Healthcare News & Insights

5 ways to stop cyberattacks on your hospital

If your hospital experienced a cyberattack, it would severely disrupt operations. To avoid any problems, facilities need to make sure their IT departments are being proactive with network security by detecting and eliminating threats quickly. 

Hospitals need to go beyond just installing antivirus software and updating programs regularly, however.

The most forward-thinking health IT pros will push facilities to put more specific protections in place to avoid ransomware attacks, data breaches and other issues that can compromise data security on networks and hardware.

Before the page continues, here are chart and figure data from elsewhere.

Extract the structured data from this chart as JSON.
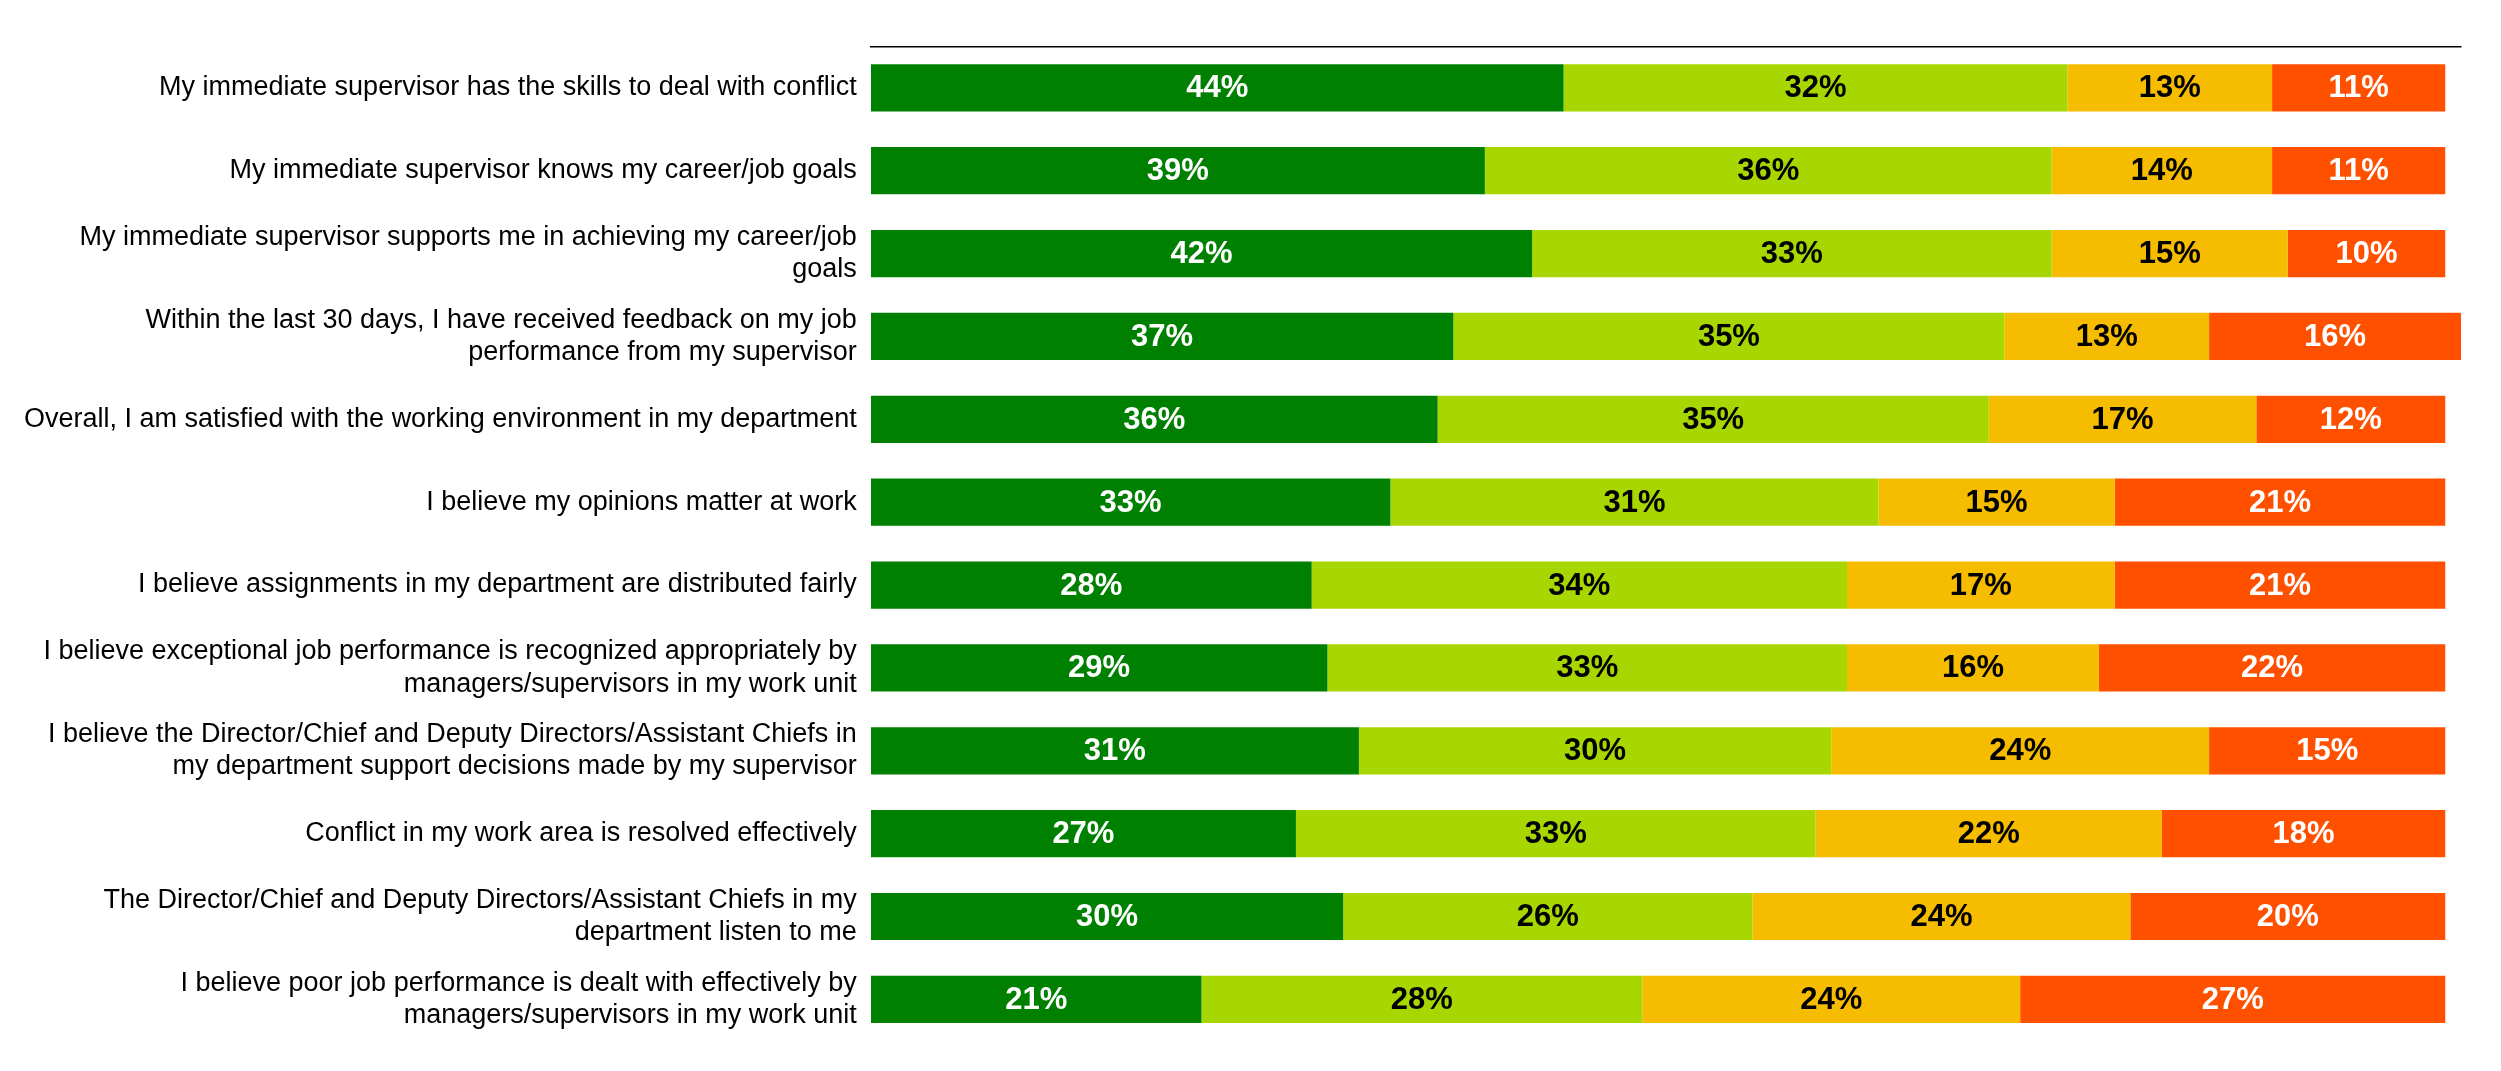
{
  "chart_data": {
    "type": "bar",
    "orientation": "horizontal",
    "stacked": true,
    "tick_labels": "y",
    "legend": false,
    "categories": [
      "My immediate supervisor has the skills to deal with conflict",
      "My immediate supervisor knows my career/job goals",
      "My immediate supervisor supports me in achieving my career/job goals",
      "Within the last 30 days, I have received feedback on my job performance from my supervisor",
      "Overall, I am satisfied with the working environment in my department",
      "I believe my opinions matter at work",
      "I believe assignments in my department are distributed fairly",
      "I believe exceptional job performance is recognized appropriately by managers/supervisors in my work unit",
      "I believe the Director/Chief and Deputy Directors/Assistant Chiefs in my department support decisions made by my supervisor",
      "Conflict in my work area is resolved effectively",
      "The Director/Chief and Deputy Directors/Assistant Chiefs in my department listen to me",
      "I believe poor job performance is dealt with effectively by managers/supervisors in my work unit"
    ],
    "series": [
      {
        "color": "#008000",
        "values": [
          44,
          39,
          42,
          37,
          36,
          33,
          28,
          29,
          31,
          27,
          30,
          21
        ],
        "value_labels": [
          "44%",
          "39%",
          "42%",
          "37%",
          "36%",
          "33%",
          "28%",
          "29%",
          "31%",
          "27%",
          "30%",
          "21%"
        ]
      },
      {
        "color": "#a8d600",
        "values": [
          32,
          36,
          33,
          35,
          35,
          31,
          34,
          33,
          30,
          33,
          26,
          28
        ],
        "value_labels": [
          "32%",
          "36%",
          "33%",
          "35%",
          "35%",
          "31%",
          "34%",
          "33%",
          "30%",
          "33%",
          "26%",
          "28%"
        ]
      },
      {
        "color": "#f5bc00",
        "values": [
          13,
          14,
          15,
          13,
          17,
          15,
          17,
          16,
          24,
          22,
          24,
          24
        ],
        "value_labels": [
          "13%",
          "14%",
          "15%",
          "13%",
          "17%",
          "15%",
          "17%",
          "16%",
          "24%",
          "22%",
          "24%",
          "24%"
        ]
      },
      {
        "color": "#ff5000",
        "values": [
          11,
          11,
          10,
          16,
          12,
          21,
          21,
          22,
          15,
          18,
          20,
          27
        ],
        "value_labels": [
          "11%",
          "11%",
          "10%",
          "16%",
          "12%",
          "21%",
          "21%",
          "22%",
          "15%",
          "18%",
          "20%",
          "27%"
        ]
      }
    ]
  }
}
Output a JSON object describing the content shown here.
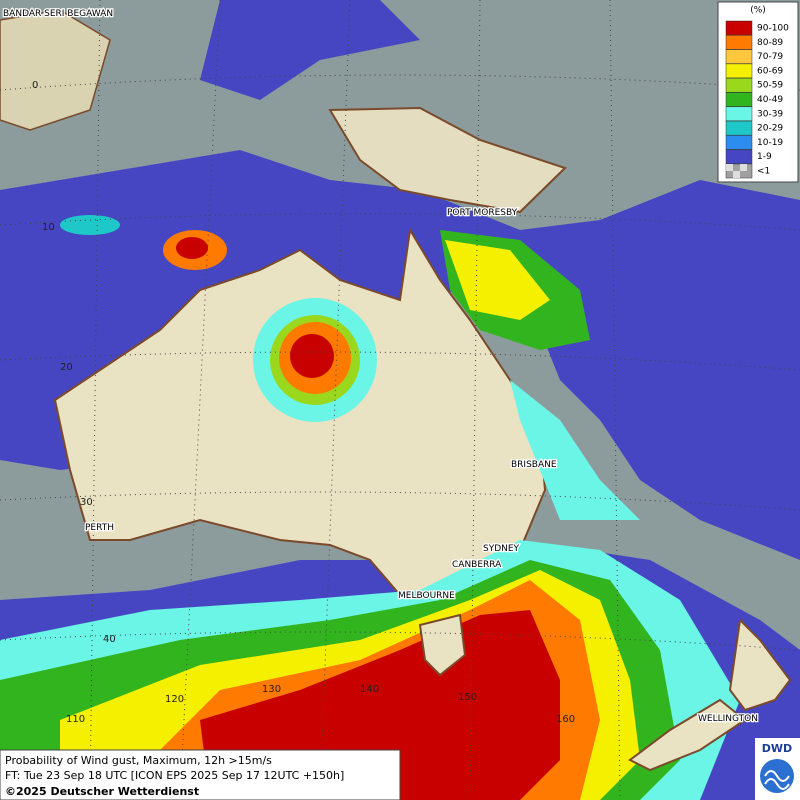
{
  "map": {
    "cities": [
      "BANDAR SERI BEGAWAN",
      "PORT MORESBY",
      "BRISBANE",
      "SYDNEY",
      "CANBERRA",
      "MELBOURNE",
      "PERTH",
      "WELLINGTON"
    ],
    "lat_labels": [
      "0",
      "10",
      "20",
      "30",
      "40"
    ],
    "lon_labels": [
      "110",
      "120",
      "130",
      "140",
      "150",
      "160"
    ]
  },
  "legend": {
    "unit": "(%)",
    "entries": [
      {
        "label": "90-100",
        "color": "#c80000"
      },
      {
        "label": "80-89",
        "color": "#ff7a00"
      },
      {
        "label": "70-79",
        "color": "#ffc83c"
      },
      {
        "label": "60-69",
        "color": "#f5f000"
      },
      {
        "label": "50-59",
        "color": "#9ad81e"
      },
      {
        "label": "40-49",
        "color": "#32b41e"
      },
      {
        "label": "30-39",
        "color": "#6af5e6"
      },
      {
        "label": "20-29",
        "color": "#1ec8c8"
      },
      {
        "label": "10-19",
        "color": "#2d8cf0"
      },
      {
        "label": "1-9",
        "color": "#4646c3"
      },
      {
        "label": "<1",
        "color": "#a0a0a0"
      }
    ]
  },
  "footer": {
    "product": "Probability of Wind gust, Maximum, 12h >15m/s",
    "forecast_time": "FT: Tue 23 Sep 18 UTC [ICON EPS 2025 Sep 17 12UTC +150h]",
    "copyright": "©2025 Deutscher Wetterdienst"
  },
  "logo": "DWD"
}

Prevent cybercrime in your hospital

According to an article from TechTarget, here are five new strategies your hospital can use to decrease the likelihood of a cyberattack or hacking incident:

  1. Increase available funding for end-user training. Many instances where malicious software, or malware, infects a hospital’s network can be traced to human error on behalf of end users like hospital staff. Whether they enter confidential login credentials on unsecured websites or download unfamiliar attachments, one small mistake often leads to days of headaches for hospital IT departments. But by boosting your facility’s training budget for end users, many of these problems may disappear. Regular staff training on best practices when sending email or browsing the Internet can make a huge difference toward reducing these errors.
  2. Improve email protections and endpoint security. Spam filters have become much more sophisticated over the past several years. But they don’t catch every malicious email message. That’s why many hospitals are investing in advanced email protections such as automatic attachment scanning and malicious website blocking to protect users in case they accidentally click on an infected message or file. The extra layer of security these measures provide can be beneficial for your hospital.
  3. Keep Internet browsers from spreading infections. Hackers are moving beyond email and are using websites to install malicious programs onto hospitals’ machines. In one of the newest schemes, they’re installing “exploit kits” on trusted websites so unsuspecting visitors unknowingly download the files as they browse the site. Then the cybercriminals can use the exploit kit to seize access to the computer and potentially steal data. To avoid inadvertently installing an exploit kit, many vendors (such as Microsoft) are now offering enhanced protections for Internet browsers. For an additional fee, these tools are able to protect hospitals from problems caused by exploit kits.
  4. Place more focus on disaster recovery. Not every facility has a complete contingency plan in place in case of a cyberattack or hacking incident that disrupts the hospital’s daily operations. Your IT department needs to add specific information into your hospital’s disaster-recovery plan that lays out the steps it’ll take should an incident occur. To be fully prepared for a disaster, IT may have to purchase new equipment to back up data (or invest in data storage through the cloud).
  5. Analyze the traffic that occurs on hospital networks. Once hackers get access to a hospital’s network, they can wreak havoc, stealing patient data and limiting staff’s access to critical information. Health IT pros need to constantly monitor their hospitals’ networks, looking for any irregularities in normal traffic patterns. This is the first indication that cyberattackers may have infiltrated the network, and the sooner this unusual traffic is detected, the better.